Question

How do you find the domain and range of $\dfrac{1}{{\sqrt[4]{{{x^2} - 5x}}}}?$

Answer 1

Let us first denote $f\left( x \right) = \dfrac{1}{{\sqrt[4]{{{x^2} - 5x}}}}$ whose domain and range has to be determined. So first we need to know the definitions of domain and range of a function. Domain of a function refers to the set of possible values of x for which the function will be defined and the range refers to the possible values that the function can attain for those values of x which are in the domain of $f(x)$.
So the above problem is purely based on understanding the definitions of domain and range of a function and then finding each of them.

Complete step by step solution:
In the above problem given the function, $f\left( x \right) = \dfrac{1}{{\sqrt[4]{{{x^2} - 5x}}}}$
We need to find the domain and range of $f(x)$ using the definitions of domain and range of a function which is mentioned in the hint already.
Firstly to find the domain we need to find the all possible values of x for which the function is defined. So, to do this we have to look at where the function goes undefined.
We make denominator equals to zero and proceed further.
Equating denominator to zero we get,
$\sqrt[4]{{{x^2} - 5x}} = 0$
Now raise both sides to the power 4 we get,
$\Rightarrow {\left( {\sqrt[4]{{{x^2} - 5x}}} \right)^4} = {0^4}$
Now cancelling fourth root on both sides, we get,
$\Rightarrow {x^2} - 5x = 0$
$\Rightarrow x(x - 5) = 0$
Hence we get the solution as $x = 0$ and $x - 5 = 0$
$\Rightarrow x = 0$ and $x = 5$.
The other possibility that might make the function undefined if the inside of the fourth root is negative.
To find when this happens, let us consider the inequality given below.
${x^2} - 5x < 0$
$\Rightarrow x(x - 5) < 0$
To find the negative possibilities for this inequality, we need to look at the intervals between the zeroes because that is where the function could go negative.
So for the function to be negative, only one of the products may be negative.
On the interval $( - \infty ,0)$ both factors will be negative, so their product will be positive.
On the interval $(0,5)$ one of the factors will be negative, hence we get a positive product.
On the interval $(5,\infty )$ both the factors are positive, so their product is also positive.
This gives us that the function is undefined only on the interval $(0,5)$.
Combining this with the zeroes from the denominator we get an undefined interval $[0,5]$.
Hence our domain of the function $f\left( x \right) = \dfrac{1}{{\sqrt[4]{{{x^2} - 5x}}}}$ is $\\{ x|x < 0,x > 5\\}$.
Now we find the range of the function.
Note that the vertical asymptotes caused by the zeroes in the denominator would normally go to infinity from the positive direction and minus infinity from the negative direction.
Hence, we see that the root causes the negative values to be undefined. So we only get values greater than 0 to infinity. So the range of the function is all the positive real numbers.
Hence the range of the function $f\left( x \right) = \dfrac{1}{{\sqrt[4]{{{x^2} - 5x}}}}$ is ${\mathbb{R}^ + }$.

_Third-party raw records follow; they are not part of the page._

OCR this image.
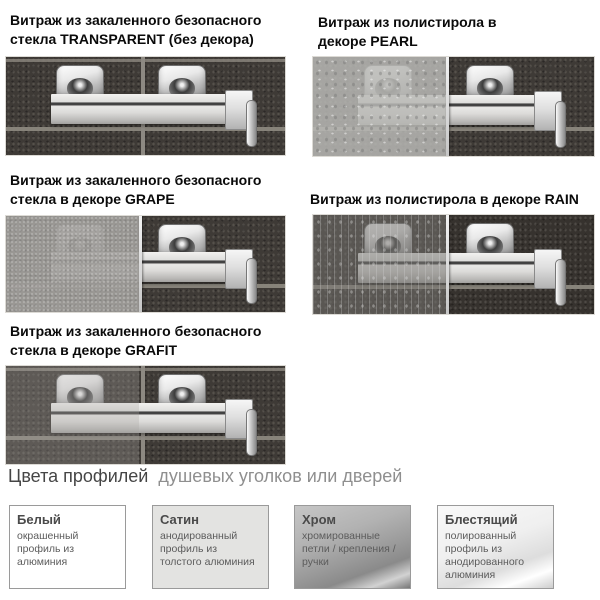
Витраж из закаленного безопасного
стекла TRANSPARENT (без декора)
Витраж из полистирола в
декоре PEARL
Витраж из закаленного безопасного
стекла в декоре GRAPE	Витраж из полистирола в декоре RAIN
Витраж из закаленного безопасного
стекла в декоре GRAFIT
Цвета профилей душевых уголков или дверей
Белый

окрашенный профиль из алюминия

Сатин

анодированный профиль из толстого алюминия

Хром

хромированные петли / крепления / ручки

Блестящий

полированный профиль из анодированного алюминия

Hence the domain and range of $f\left( x \right) = \dfrac{1}{{\sqrt[4]{{{x^2} - 5x}}}}$ is $\\{ x|x < 0,x > 5\\}$and ${\mathbb{R}^ + }$.

Note:
We must know the definitions of domain and range of the function to solve such problems. The above problem can +also be solved by the method of graphing, where we draw the graph and we find the values of domain and range from the values of x-axis and y-axis. This type of method is always solved by the concept of inequality. Solutions of inequalities are always written in the form of intervals.